1 O simples descumprimento de dever legal ou contratual, por caracterizar mero aborrecimento, em princípio, não configura dano moral, salvo se da infração advém circunstância que atenta contra a dignidade da parte (Súmula TJ no 75 TJ/RJ)

homenagem aos princípios informativos previstos no art. 2 da Lei 9.099/95, notadamente o principio da oralidade, frisando-se, outrossim, que a motivação concisa atende a exigência do art. 93 da Constituição Federal de 1988. Fica mantida, no mais, a r.sentença. Sem ônus sucumbenciais porque não verificada a hipótese prevista no artigo 55 caput da Lei 9099/95.(Processo no 0001131-04.2016.819.0209, Quinta Turma Recursal de Nova Iguaçu/TJRJ, julgado em 31/01/2017)
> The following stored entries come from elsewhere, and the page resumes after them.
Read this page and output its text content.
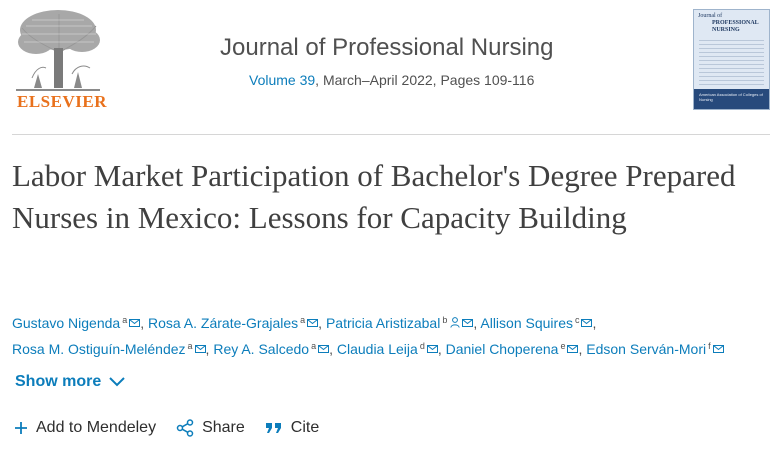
ELSEVIER
Journal of Professional Nursing
Volume 39, March–April 2022, Pages 109-116
Journal of
PROFESSIONAL NURSING
American Association of Colleges of Nursing
Labor Market Participation of Bachelor's Degree Prepared Nurses in Mexico: Lessons for Capacity Building
Gustavo Nigenda $^a$ , Rosa A. Zárate-Grajales $^a$ , Patricia Aristizabal $^b$ , Allison Squires $^c$ , Rosa M. Ostiguín-Meléndez $^a$ , Rey A. Salcedo $^a$ , Claudia Leija $^d$ , Daniel Choperena $^e$ , Edson Serván-Mori $^f$
Show more
Add to Mendeley	Share	Cite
3.2.6. Notório, pois, que inexiste dano moral no caso sub examinem , posto que o autor não sofreu quaisquer lesões em suas esferas de considerações pessoal ou social, e, tampouco, houve ação injusta por parte da Ré, não cabendo ressarcimento em razão do mero aborrecimento decorrente da relação de consumo.

4. P EDIDO

4.1. Em face do exposto requer a Ré digne-se Vossa Excelência a julgar totalmente improcedente a presente ação, nos termos do artigo 487, inciso I do Código de Processo Civil.

4.2. Por fim, requer sejam as intimações relativas aos presentes autos realizadas em nome do advogado Nome, inscrito na 00.000 OAB/UF, sob pena de nulidade, nos termos do § 1o do artigo 272 em conjunto com o artigo 280 do Código de Processo Civil.

Termos em que, Pede Deferimento.

Rio de Janeiro, 25 de novembro de 2020.